Full test coverage for the ArrayManipulator class: https://github.com/grasmash/bolt/blob/robo-rebase/tests/phpunit/Robo/ArrayManipulatorTest.php#L86

greg-1-anderson commented 7 years ago

As I mentioned recently in the PR, I don't intend at the moment to support dot-notation in keys in Robo core. I'd like the core implementation to provide a minimum viable set of configuration features, and no more. If you want to lobby for additional convenience features, we'll need to also give @DavertMik to agree. I personally don't think this is the way to go, though. In the current design, if you use Robo as a framework, you can load your config however you want, because it is the responsibility of the app to set up the config object. If you are doing this, then you can load configuration from wherever you wish, and prioritize the different sources as necessary. The Robo Config object is decoupled from the config loader to make this easy. If you want to use Symfony/Config, for example, those classes are already designed to load config supporting all of the features Symfony provides, and return a simple php nested array. This can then be dropped into the Robo config object, and you're done.

My thought is that we will have specific build tools such as BLT and Bild that can provide features such as more than one command file, multiple configuration files, dot-notation property key expansion, or whatever you want. Robo core remains focused on the use-case of providing a single RoboFile that defines build scripts for one specific application.

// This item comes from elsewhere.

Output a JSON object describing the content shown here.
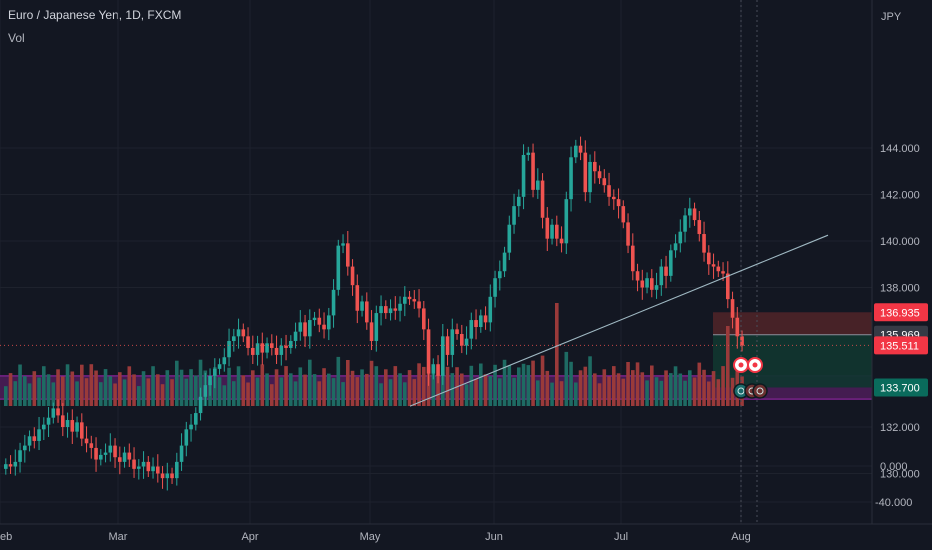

If you are using Robo core in this way, it will still be possible to have some influence over how configuration is set up. I'm planning on refactoring the PR slightly to make this easier. In your RoboFile's constructor, you will be passed in the unloaded Robo config object. At this time, you will be able to inject your default configuration (from code, or via your own loaders). After your constructor is finished, Robo will load configuration from its sources (currently, only robo.yml at the cwd). These values will take precedence over whatever values you provide in your constructor. To provide configuration that has a higher priority than Robo's default locations, you can add more files / values from the @hook init method of your RoboFile.

We should discuss whether Robo core should load config from more locations than the cwd (e.g. maybe ~/.robo/robo.yml or wherever).

If anyone wishes to discuss how a single RoboFile can load tasks not provided by Robo core, we should start a separate issue to discuss the planned plugin design.

grasmash commented 7 years ago

@greg-1-anderson I would consider this issue addressed.